第三十九話 異世界に比べるとCTが長い、という感じ
そういえば、ヘイムたちの魔法事情についても気になっていたのだ。
この世界でも魔法は使用できているらしいが、異世界と同じような条件で使えているわけではないのだろう。どんな制約があるか、ということにも興味がある。
この世界と異世界の大きな違いは、大気に魔力が存在しないことと彼女は言っていた。
そして、この世界の一般的な人間は魔力に耐性がない。だから魔力に満ちた異世界に行くと、耐性のない人間は死んでしまう。
これが、俺が現状で把握している魔法の知識だ。
それ以外についても、この際だから聞いておきたかった。
例えば気になるのは――魔力の回復手段だろう。
「眠ると回復する。魔力は体力に近い性質がある。休息が大事」
「じゃあ、なるべくたくさん寝ていればいいのか」
「それも大事。あと、エネルギーの補給も。魔力の生成源も必要だからね」
食べて、寝る。それが魔力の回復手段か。
……うん。たしかに体力に近い概念だと思った。まさしくその通りである。
「食べて寝ていれば、この世界でも普通に魔法が使えるってことか」
「間違ってはいない」
あれ? その言い方だと、間違ってはいないが、正解でもないように聞こえる。
ただ、ヘイムは説明が簡潔すぎて少し足りない。もっと詳しく教えて、とお願いしてみた。
「…………ふわぁ。まぁ、少し複雑だけど。ミツキのお願いなら仕方ないか」
めんどくさいんだろうなぁ。
眠そうにあくびをこぼしていたが、なんだかんだ要望は聞き入れてくれるのがありがたい。
気になっていたので、ぜひ教えてほしかった。
「食事と睡眠で魔力は回復する。でも、あっちの世界と比べると回復の速度が遅い。私の感覚で一割程度だね……大気に魔力が存在しないせいだと思う」
「なるほど! 酸素が薄いって感じか?」
「うん、サンソに近いね。
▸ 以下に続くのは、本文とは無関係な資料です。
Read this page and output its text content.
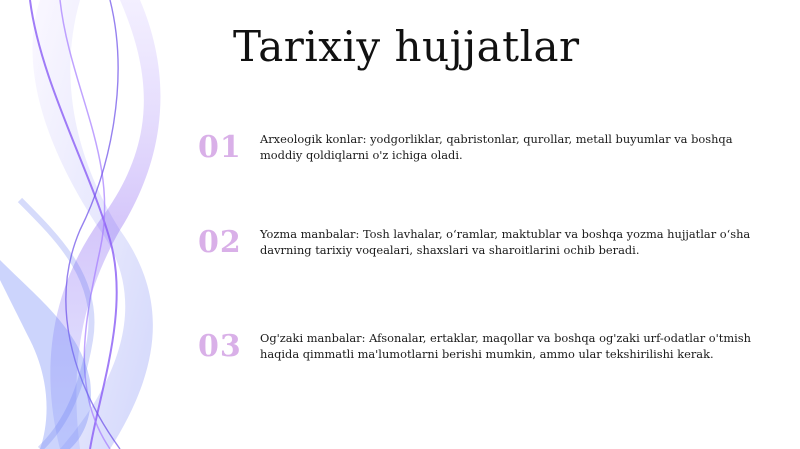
Tarixiy hujjatlar
01 Arxeologik konlar: yodgorliklar, qabristonlar, qurollar, metall buyumlar va boshqa moddiy qoldiqlarni o'z ichiga oladi.
02 Yozma manbalar: Tosh lavhalar, o‘ramlar, maktublar va boshqa yozma hujjatlar o‘sha davrning tarixiy voqealari, shaxslari va sharoitlarini ochib beradi.
03 Og'zaki manbalar: Afsonalar, ertaklar, maqollar va boshqa og'zaki urf-odatlar o'tmish haqida qimmatli ma'lumotlarni berishi mumkin, ammo ular tekshirilishi kerak.
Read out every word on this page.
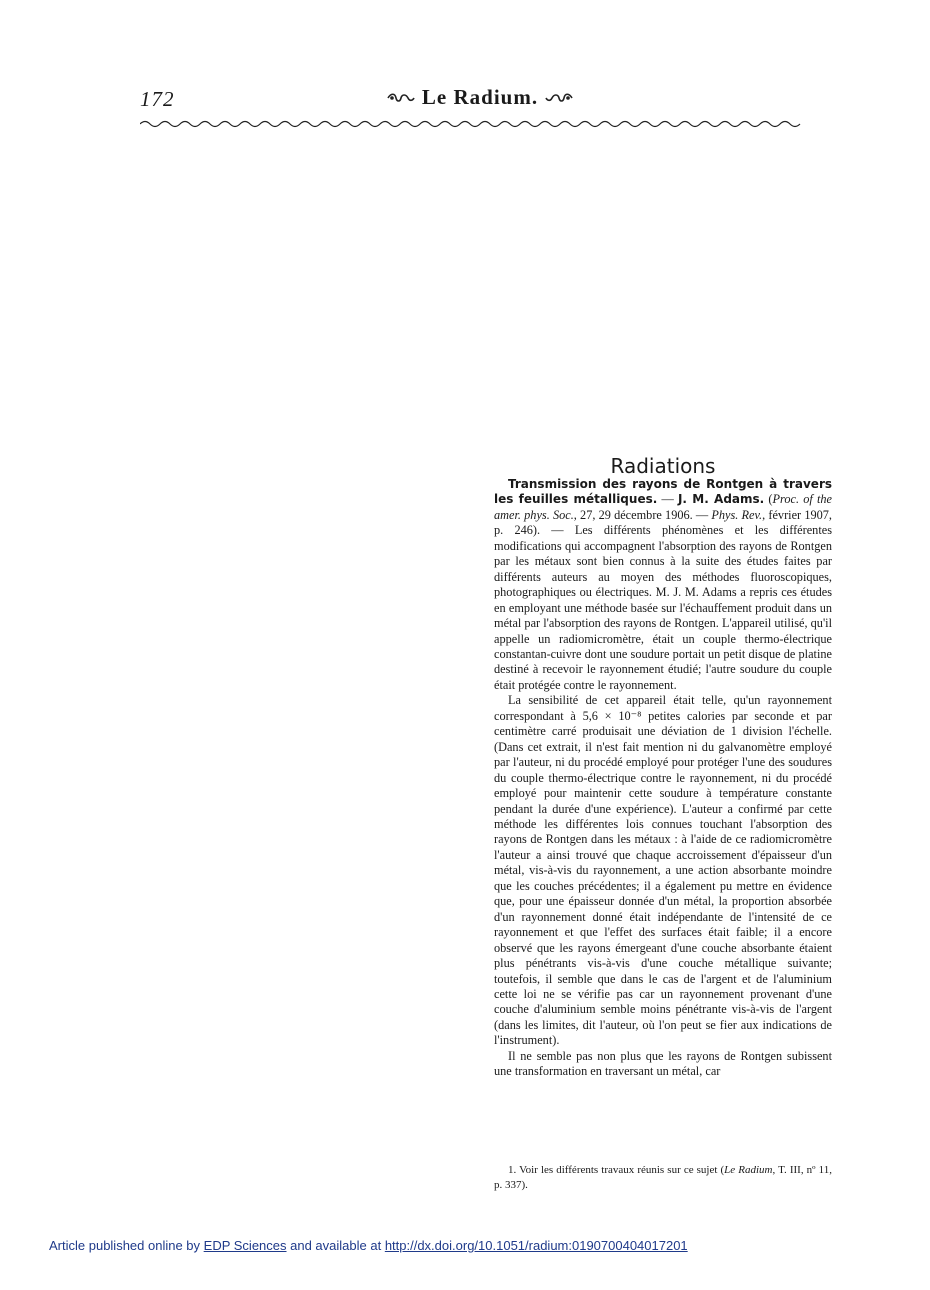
172	Le Radium.
Radiations

Transmission des rayons de Rontgen à travers les feuilles métalliques. — J. M. Adams. (Proc. of the amer. phys. Soc., 27, 29 décembre 1906. — Phys. Rev., février 1907, p. 246). — Les différents phénomènes et les différentes modifications qui accompagnent l'absorption des rayons de Rontgen par les métaux sont bien connus à la suite des études faites par différents auteurs au moyen des méthodes fluoroscopiques, photographiques ou électriques. M. J. M. Adams a repris ces études en employant une méthode basée sur l'échauffement produit dans un métal par l'absorption des rayons de Rontgen. L'appareil utilisé, qu'il appelle un radiomicromètre, était un couple thermo-électrique constantan-cuivre dont une soudure portait un petit disque de platine destiné à recevoir le rayonnement étudié; l'autre soudure du couple était protégée contre le rayonnement.

La sensibilité de cet appareil était telle, qu'un rayonnement correspondant à 5,6 × 10⁻⁸ petites calories par seconde et par centimètre carré produisait une déviation de 1 division l'échelle. (Dans cet extrait, il n'est fait mention ni du galvanomètre employé par l'auteur, ni du procédé employé pour protéger l'une des soudures du couple thermo-électrique contre le rayonnement, ni du procédé employé pour maintenir cette soudure à température constante pendant la durée d'une expérience). L'auteur a confirmé par cette méthode les différentes lois connues touchant l'absorption des rayons de Rontgen dans les métaux : à l'aide de ce radiomicromètre l'auteur a ainsi trouvé que chaque accroissement d'épaisseur d'un métal, vis-à-vis du rayonnement, a une action absorbante moindre que les couches précédentes; il a également pu mettre en évidence que, pour une épaisseur donnée d'un métal, la proportion absorbée d'un rayonnement donné était indépendante de l'intensité de ce rayonnement et que l'effet des surfaces était faible; il a encore observé que les rayons émergeant d'une couche absorbante étaient plus pénétrants vis-à-vis d'une couche métallique suivante; toutefois, il semble que dans le cas de l'argent et de l'aluminium cette loi ne se vérifie pas car un rayonnement provenant d'une couche d'aluminium semble moins pénétrante vis-à-vis de l'argent (dans les limites, dit l'auteur, où l'on peut se fier aux indications de l'instrument).

Il ne semble pas non plus que les rayons de Rontgen subissent une transformation en traversant un métal, car

1. Voir les différents travaux réunis sur ce sujet (Le Radium, T. III, nº 11, p. 337).

Article published online by EDP Sciences and available at http://dx.doi.org/10.1051/radium:0190700404017201
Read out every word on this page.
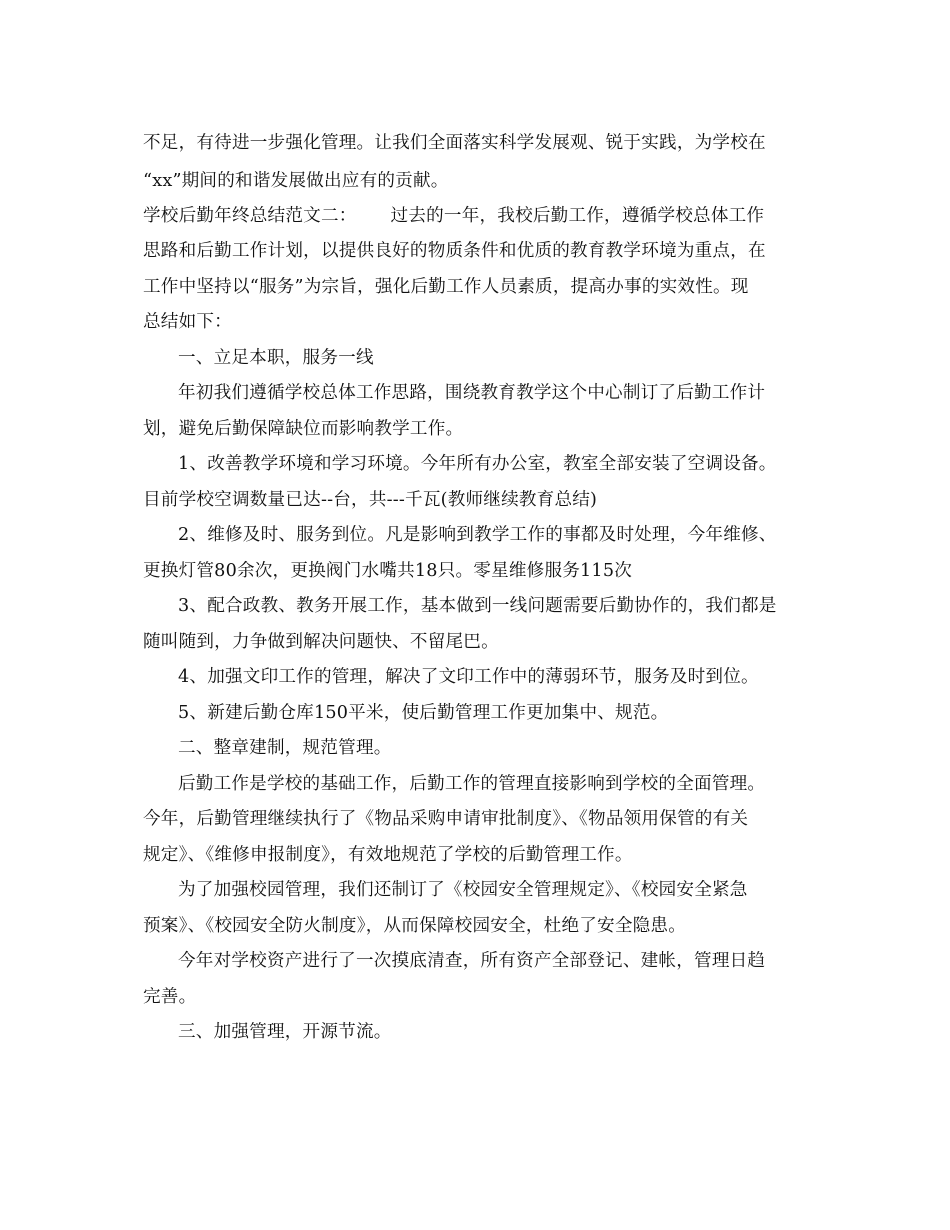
不足，有待进一步强化管理。让我们全面落实科学发展观、锐于实践，为学校在
“xx”期间的和谐发展做出应有的贡献。
学校后勤年终总结范文二： 过去的一年，我校后勤工作，遵循学校总体工作
思路和后勤工作计划，以提供良好的物质条件和优质的教育教学环境为重点，在
工作中坚持以“服务”为宗旨，强化后勤工作人员素质，提高办事的实效性。现
总结如下：
一、立足本职，服务一线
年初我们遵循学校总体工作思路，围绕教育教学这个中心制订了后勤工作计
划，避免后勤保障缺位而影响教学工作。
1、改善教学环境和学习环境。今年所有办公室，教室全部安装了空调设备。
目前学校空调数量已达--台，共---千瓦(教师继续教育总结)
2、维修及时、服务到位。凡是影响到教学工作的事都及时处理，今年维修、
更换灯管80余次，更换阀门水嘴共18只。零星维修服务115次
3、配合政教、教务开展工作，基本做到一线问题需要后勤协作的，我们都是
随叫随到，力争做到解决问题快、不留尾巴。
4、加强文印工作的管理，解决了文印工作中的薄弱环节，服务及时到位。
5、新建后勤仓库150平米，使后勤管理工作更加集中、规范。
二、整章建制，规范管理。
后勤工作是学校的基础工作，后勤工作的管理直接影响到学校的全面管理。
今年，后勤管理继续执行了《物品采购申请审批制度》、《物品领用保管的有关
规定》、《维修申报制度》，有效地规范了学校的后勤管理工作。
为了加强校园管理，我们还制订了《校园安全管理规定》、《校园安全紧急
预案》、《校园安全防火制度》，从而保障校园安全，杜绝了安全隐患。
今年对学校资产进行了一次摸底清查，所有资产全部登记、建帐，管理日趋
完善。
三、加强管理，开源节流。
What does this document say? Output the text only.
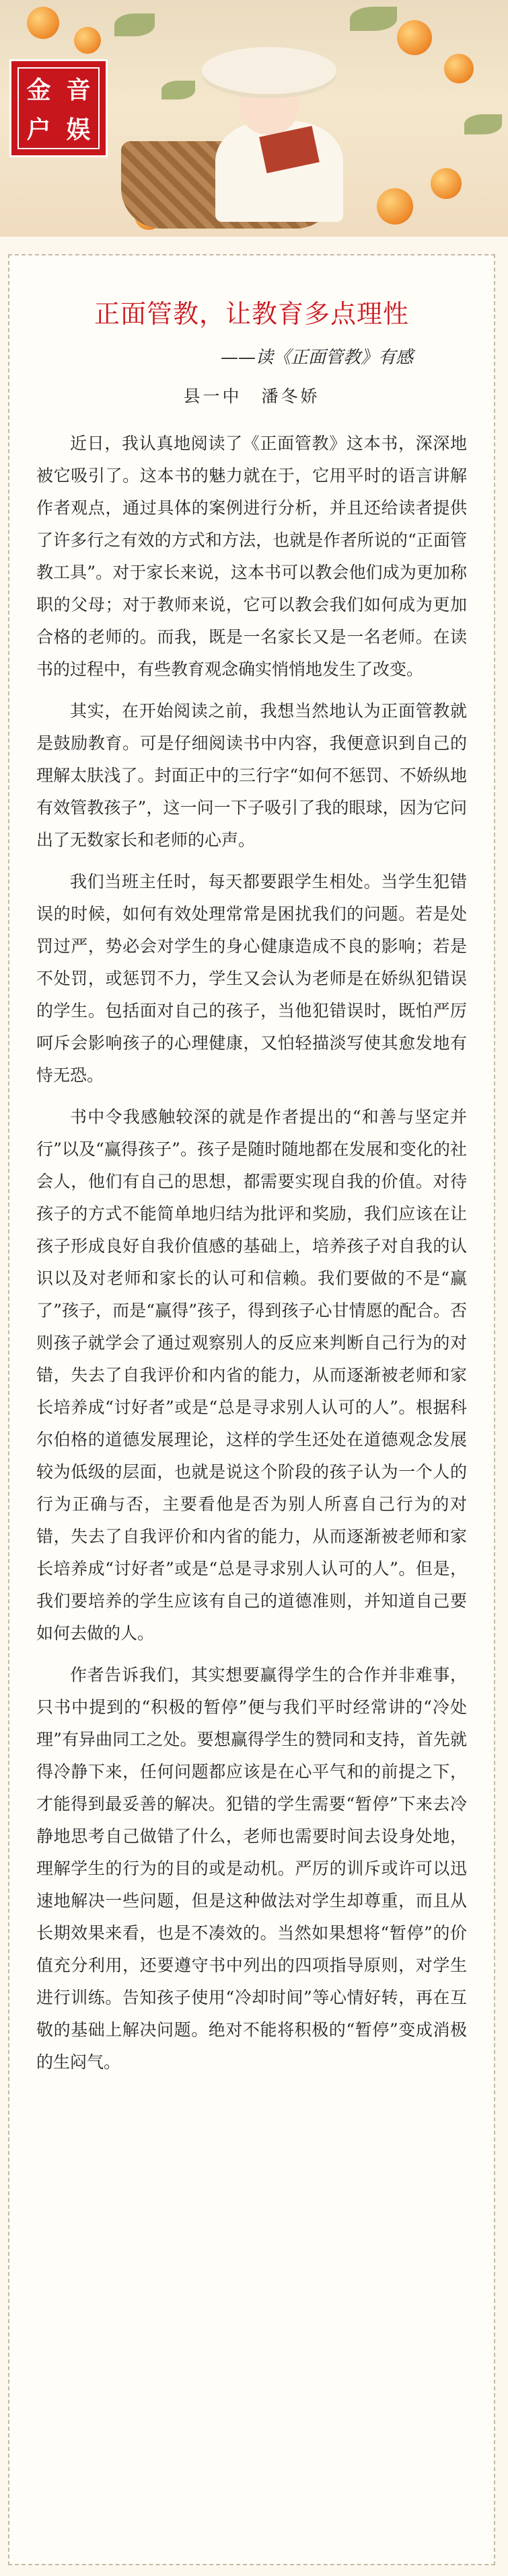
金 音
户 娱
正面管教，让教育多点理性
——读《正面管教》有感
县一中　潘冬娇

近日，我认真地阅读了《正面管教》这本书，深深地被它吸引了。这本书的魅力就在于，它用平时的语言讲解作者观点，通过具体的案例进行分析，并且还给读者提供了许多行之有效的方式和方法，也就是作者所说的“正面管教工具”。对于家长来说，这本书可以教会他们成为更加称职的父母；对于教师来说，它可以教会我们如何成为更加合格的老师的。而我，既是一名家长又是一名老师。在读书的过程中，有些教育观念确实悄悄地发生了改变。

其实，在开始阅读之前，我想当然地认为正面管教就是鼓励教育。可是仔细阅读书中内容，我便意识到自己的理解太肤浅了。封面正中的三行字“如何不惩罚、不娇纵地有效管教孩子”，这一问一下子吸引了我的眼球，因为它问出了无数家长和老师的心声。

我们当班主任时，每天都要跟学生相处。当学生犯错误的时候，如何有效处理常常是困扰我们的问题。若是处罚过严，势必会对学生的身心健康造成不良的影响；若是不处罚，或惩罚不力，学生又会认为老师是在娇纵犯错误的学生。包括面对自己的孩子，当他犯错误时，既怕严厉呵斥会影响孩子的心理健康，又怕轻描淡写使其愈发地有恃无恐。

书中令我感触较深的就是作者提出的“和善与坚定并行”以及“赢得孩子”。孩子是随时随地都在发展和变化的社会人，他们有自己的思想，都需要实现自我的价值。对待孩子的方式不能简单地归结为批评和奖励，我们应该在让孩子形成良好自我价值感的基础上，培养孩子对自我的认识以及对老师和家长的认可和信赖。我们要做的不是“赢了”孩子，而是“赢得”孩子，得到孩子心甘情愿的配合。否则孩子就学会了通过观察别人的反应来判断自己行为的对错，失去了自我评价和内省的能力，从而逐渐被老师和家长培养成“讨好者”或是“总是寻求别人认可的人”。根据科尔伯格的道德发展理论，这样的学生还处在道德观念发展较为低级的层面，也就是说这个阶段的孩子认为一个人的行为正确与否，主要看他是否为别人所喜自己行为的对错，失去了自我评价和内省的能力，从而逐渐被老师和家长培养成“讨好者”或是“总是寻求别人认可的人”。但是，我们要培养的学生应该有自己的道德准则，并知道自己要如何去做的人。

作者告诉我们，其实想要赢得学生的合作并非难事，只书中提到的“积极的暂停”便与我们平时经常讲的“冷处理”有异曲同工之处。要想赢得学生的赞同和支持，首先就得冷静下来，任何问题都应该是在心平气和的前提之下，才能得到最妥善的解决。犯错的学生需要“暂停”下来去冷静地思考自己做错了什么，老师也需要时间去设身处地，理解学生的行为的目的或是动机。严厉的训斥或许可以迅速地解决一些问题，但是这种做法对学生却尊重，而且从长期效果来看，也是不凑效的。当然如果想将“暂停”的价值充分利用，还要遵守书中列出的四项指导原则，对学生进行训练。告知孩子使用“冷却时间”等心情好转，再在互敬的基础上解决问题。绝对不能将积极的“暂停”变成消极的生闷气。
そういうこと」
酸素カプセルで眠ると回復が早い、という話を聞いたことがある。
それに近い現象なのかもしれない。
「だから、魔法を使うと魔力の回復が遅くて、次に使えるようになるまでが長い」
「クールタイムが長いんだな」
「……こっちの世界でもそういう概念があるのかい?」
「ゲームの知識だけど」
「ゲーム……面白いね。そんなオモチャがあるんだ。でも、ちょっとニュアンスは違うかな。魔法の使用間隔ではなく、魔力の回復が遅い。それだけだよ」
ヘイムがぼんやりと虚空を眺めながら、何やら頷いている。
そういえば、この状態のことも気になっていたのだ。フィオやセーラもそうなのだが、こっちの世界特有らしい知識を語ると、途端に目の焦点が合わなくなって虚空を眺めるのだ。
「今って、何か調べ物をしているのか?」
「うん。魔法でこの世界の一般常識を脳に詰め込んでいるから、検索している」
ゲーム、とか。酸素、とか。
異世界の概念には存在しない知識を理解して処理している、ということかな。
本当に、魔法って便利だなぁ。
「ちなみに、この魔法をかけるとミツキも私たちの世界の情報を取得できるよ。あっちの世界でかける必要があるけど」
「へー。それは楽しみ……って、違う! 俺は異世界に行かないからなっ」
「残念。惜しかった」
危ない。自然な流れだったので、ついうっかり受け入れそうになっていた。
ヘイムもなんだかんだ、勧誘のことは忘れていなかったらしい。まぁ、本気でもないのだろう。失敗してもさほど気にしている様子はなかった。
とはいえ……問題は、麗奈の方なのだが。
「れ、麗奈? 今のは別に異世界に行きたかったわけではなくて――」
彼女が悲しんでいるかもしれない。
そう思って、慌てて言い訳しようとしたのだが……しかし、彼女からの反応がないことに気付いた。
あれ? 普段なら即座に会話に割って入ってくるのに、どうしたんだろう。
「……むにゃむにゃ」
「ね、寝てる!?」
魔法の話、つまらなかったのかな。
麗奈はぐっすりと寝ていた。ヘイムの腕を抱いて気持ちよさそうにしていた――。